Controlling expenses is critical for US banks
Controlling overhead expenses has been a key focus for US banks (XLF) as they struggle to remain profitable while containing rising costs in an uncertain and volatile environment.
Wells Fargo (WFC) is among the most efficient banks among its peers when it comes to drawing the line on expenses. Industry peers Citigroup (C) and Bank of America (BAC) haven’t been as successful at controlling overhead expenses. Wall Street analysts keep a close eye on the efficiency ratios of banks. This ratio is especially important in the upcoming results as low interest rates and global events have eaten into bank’s revenues.
The efficiency ratio is a measure of non-interest expenses as a percent of net revenue. It shows how revenues fuel a bank’s operating expenses. A lower percentage is better, as it means lower expenses compared to revenues. The efficiency ratio for Wells Fargo was 58.5% in 2Q15, meaning it spends less than 60% of its top line to operate. In contrast, the efficiency ratio for Bank of America (BAC) was 67.4% and 59% for JP Morgan (JPM).

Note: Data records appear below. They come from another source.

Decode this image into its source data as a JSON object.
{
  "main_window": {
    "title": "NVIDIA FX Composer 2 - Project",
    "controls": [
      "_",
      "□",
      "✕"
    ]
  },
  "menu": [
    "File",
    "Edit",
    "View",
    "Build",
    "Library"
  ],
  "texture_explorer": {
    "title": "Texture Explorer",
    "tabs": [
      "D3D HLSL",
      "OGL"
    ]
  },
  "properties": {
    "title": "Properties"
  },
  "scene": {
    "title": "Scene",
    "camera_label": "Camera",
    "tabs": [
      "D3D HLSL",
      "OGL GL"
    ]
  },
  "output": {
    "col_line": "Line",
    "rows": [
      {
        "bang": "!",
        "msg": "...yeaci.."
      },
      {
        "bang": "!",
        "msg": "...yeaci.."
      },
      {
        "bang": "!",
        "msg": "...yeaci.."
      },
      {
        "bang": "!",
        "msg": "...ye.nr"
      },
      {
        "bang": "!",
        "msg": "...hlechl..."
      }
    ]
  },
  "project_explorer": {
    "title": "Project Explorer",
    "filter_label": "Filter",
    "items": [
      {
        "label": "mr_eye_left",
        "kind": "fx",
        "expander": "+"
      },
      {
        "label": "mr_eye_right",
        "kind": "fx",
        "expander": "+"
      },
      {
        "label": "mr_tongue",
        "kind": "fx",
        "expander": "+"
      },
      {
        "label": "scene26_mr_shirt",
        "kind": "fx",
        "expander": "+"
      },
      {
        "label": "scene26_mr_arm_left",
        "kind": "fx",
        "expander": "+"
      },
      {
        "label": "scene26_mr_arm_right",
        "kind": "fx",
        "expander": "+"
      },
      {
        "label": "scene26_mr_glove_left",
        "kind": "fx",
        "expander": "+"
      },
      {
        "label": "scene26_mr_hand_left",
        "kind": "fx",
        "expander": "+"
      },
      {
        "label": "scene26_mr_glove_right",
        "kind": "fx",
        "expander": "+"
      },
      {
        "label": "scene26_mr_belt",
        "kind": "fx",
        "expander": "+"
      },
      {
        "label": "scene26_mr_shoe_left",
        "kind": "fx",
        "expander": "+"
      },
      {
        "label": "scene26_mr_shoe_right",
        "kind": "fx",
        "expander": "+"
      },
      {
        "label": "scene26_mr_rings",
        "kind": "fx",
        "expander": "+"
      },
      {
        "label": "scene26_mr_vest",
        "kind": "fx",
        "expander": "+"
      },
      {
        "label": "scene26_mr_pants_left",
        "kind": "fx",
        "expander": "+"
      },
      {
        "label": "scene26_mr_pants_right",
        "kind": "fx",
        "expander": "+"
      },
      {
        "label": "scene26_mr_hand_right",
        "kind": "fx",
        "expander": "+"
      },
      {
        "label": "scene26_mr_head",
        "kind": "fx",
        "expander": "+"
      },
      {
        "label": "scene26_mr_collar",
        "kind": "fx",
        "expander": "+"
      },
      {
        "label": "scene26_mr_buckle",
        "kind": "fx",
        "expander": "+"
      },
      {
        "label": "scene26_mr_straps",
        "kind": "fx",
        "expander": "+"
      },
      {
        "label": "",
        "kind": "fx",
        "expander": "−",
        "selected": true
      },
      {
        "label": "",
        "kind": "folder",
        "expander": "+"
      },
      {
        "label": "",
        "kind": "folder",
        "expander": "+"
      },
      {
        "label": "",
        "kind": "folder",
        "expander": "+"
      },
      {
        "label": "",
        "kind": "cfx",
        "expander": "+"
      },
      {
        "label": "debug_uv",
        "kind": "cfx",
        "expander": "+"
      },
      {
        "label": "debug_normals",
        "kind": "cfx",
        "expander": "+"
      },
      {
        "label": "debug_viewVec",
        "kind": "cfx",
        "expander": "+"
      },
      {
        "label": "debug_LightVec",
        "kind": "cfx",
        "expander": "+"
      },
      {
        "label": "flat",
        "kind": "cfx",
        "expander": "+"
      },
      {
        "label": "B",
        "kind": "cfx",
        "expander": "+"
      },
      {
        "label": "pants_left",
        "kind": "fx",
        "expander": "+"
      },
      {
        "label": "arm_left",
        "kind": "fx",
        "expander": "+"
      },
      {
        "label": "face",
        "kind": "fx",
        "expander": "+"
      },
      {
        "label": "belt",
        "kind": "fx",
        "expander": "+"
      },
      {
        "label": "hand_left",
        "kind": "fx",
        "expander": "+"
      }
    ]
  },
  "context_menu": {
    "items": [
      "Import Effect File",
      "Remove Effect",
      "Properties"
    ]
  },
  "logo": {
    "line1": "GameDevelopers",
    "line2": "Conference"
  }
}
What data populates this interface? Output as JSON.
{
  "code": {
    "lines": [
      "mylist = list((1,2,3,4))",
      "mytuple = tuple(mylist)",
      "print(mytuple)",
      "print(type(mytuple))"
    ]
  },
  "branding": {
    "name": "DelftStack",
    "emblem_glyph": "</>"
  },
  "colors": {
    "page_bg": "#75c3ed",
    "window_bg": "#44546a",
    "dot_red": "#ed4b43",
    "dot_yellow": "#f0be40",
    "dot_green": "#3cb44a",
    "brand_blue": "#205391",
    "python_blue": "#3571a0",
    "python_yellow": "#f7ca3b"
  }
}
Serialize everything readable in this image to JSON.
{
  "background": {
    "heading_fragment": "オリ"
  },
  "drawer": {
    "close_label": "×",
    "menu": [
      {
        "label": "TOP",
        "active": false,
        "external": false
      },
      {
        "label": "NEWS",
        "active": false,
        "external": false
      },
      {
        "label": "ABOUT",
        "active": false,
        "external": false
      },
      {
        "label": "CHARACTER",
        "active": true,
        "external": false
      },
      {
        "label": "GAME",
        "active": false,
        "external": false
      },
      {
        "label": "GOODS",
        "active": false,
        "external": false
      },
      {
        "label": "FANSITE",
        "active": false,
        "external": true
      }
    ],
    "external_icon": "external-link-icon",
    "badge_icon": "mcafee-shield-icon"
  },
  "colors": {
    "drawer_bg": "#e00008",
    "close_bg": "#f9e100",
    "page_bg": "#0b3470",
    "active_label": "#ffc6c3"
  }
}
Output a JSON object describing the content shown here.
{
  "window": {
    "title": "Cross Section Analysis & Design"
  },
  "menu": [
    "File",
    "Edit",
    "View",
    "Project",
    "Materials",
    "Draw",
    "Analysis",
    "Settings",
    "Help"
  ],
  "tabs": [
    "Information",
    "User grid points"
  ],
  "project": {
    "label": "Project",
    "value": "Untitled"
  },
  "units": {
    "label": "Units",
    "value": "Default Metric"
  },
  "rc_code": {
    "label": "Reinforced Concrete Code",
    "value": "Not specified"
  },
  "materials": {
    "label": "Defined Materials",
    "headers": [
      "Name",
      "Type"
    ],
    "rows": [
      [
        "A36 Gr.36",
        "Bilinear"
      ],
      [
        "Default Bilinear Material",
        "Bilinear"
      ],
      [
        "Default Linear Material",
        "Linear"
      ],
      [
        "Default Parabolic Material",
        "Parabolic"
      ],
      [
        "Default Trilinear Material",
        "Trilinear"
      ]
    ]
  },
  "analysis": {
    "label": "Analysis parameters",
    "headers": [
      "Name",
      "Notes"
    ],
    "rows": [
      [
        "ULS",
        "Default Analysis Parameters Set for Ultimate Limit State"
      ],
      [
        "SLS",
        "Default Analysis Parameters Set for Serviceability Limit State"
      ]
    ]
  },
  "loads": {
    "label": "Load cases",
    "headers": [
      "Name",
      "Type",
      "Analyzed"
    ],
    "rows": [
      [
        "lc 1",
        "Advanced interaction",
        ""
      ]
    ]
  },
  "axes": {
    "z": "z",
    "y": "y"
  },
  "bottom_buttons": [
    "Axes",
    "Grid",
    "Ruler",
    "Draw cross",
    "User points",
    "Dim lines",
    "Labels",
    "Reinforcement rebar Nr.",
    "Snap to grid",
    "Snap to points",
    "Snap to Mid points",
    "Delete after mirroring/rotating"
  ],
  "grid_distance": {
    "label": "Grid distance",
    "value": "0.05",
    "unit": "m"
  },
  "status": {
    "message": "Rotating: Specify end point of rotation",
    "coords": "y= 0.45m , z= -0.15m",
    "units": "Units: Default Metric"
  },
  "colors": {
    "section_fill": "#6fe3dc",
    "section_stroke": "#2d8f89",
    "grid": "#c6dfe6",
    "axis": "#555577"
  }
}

Profitability is driven by expense control
In the current scenario, banks are boosting their profitability through expense control. Banks’ valuations are derived by the returns they are able to generate on assets and shareholder equity. These are key measures to profitability for banks.
In recent quarters, Wells Fargo (WFC) has been among the most profitable banks. During the second quarter, the company earned 12.7% return on equity (or ROE) and 1.3% return on assets (or ROA). For the third quarter, analysts expect ROE to be 12.5% and ROA to be 1.2%.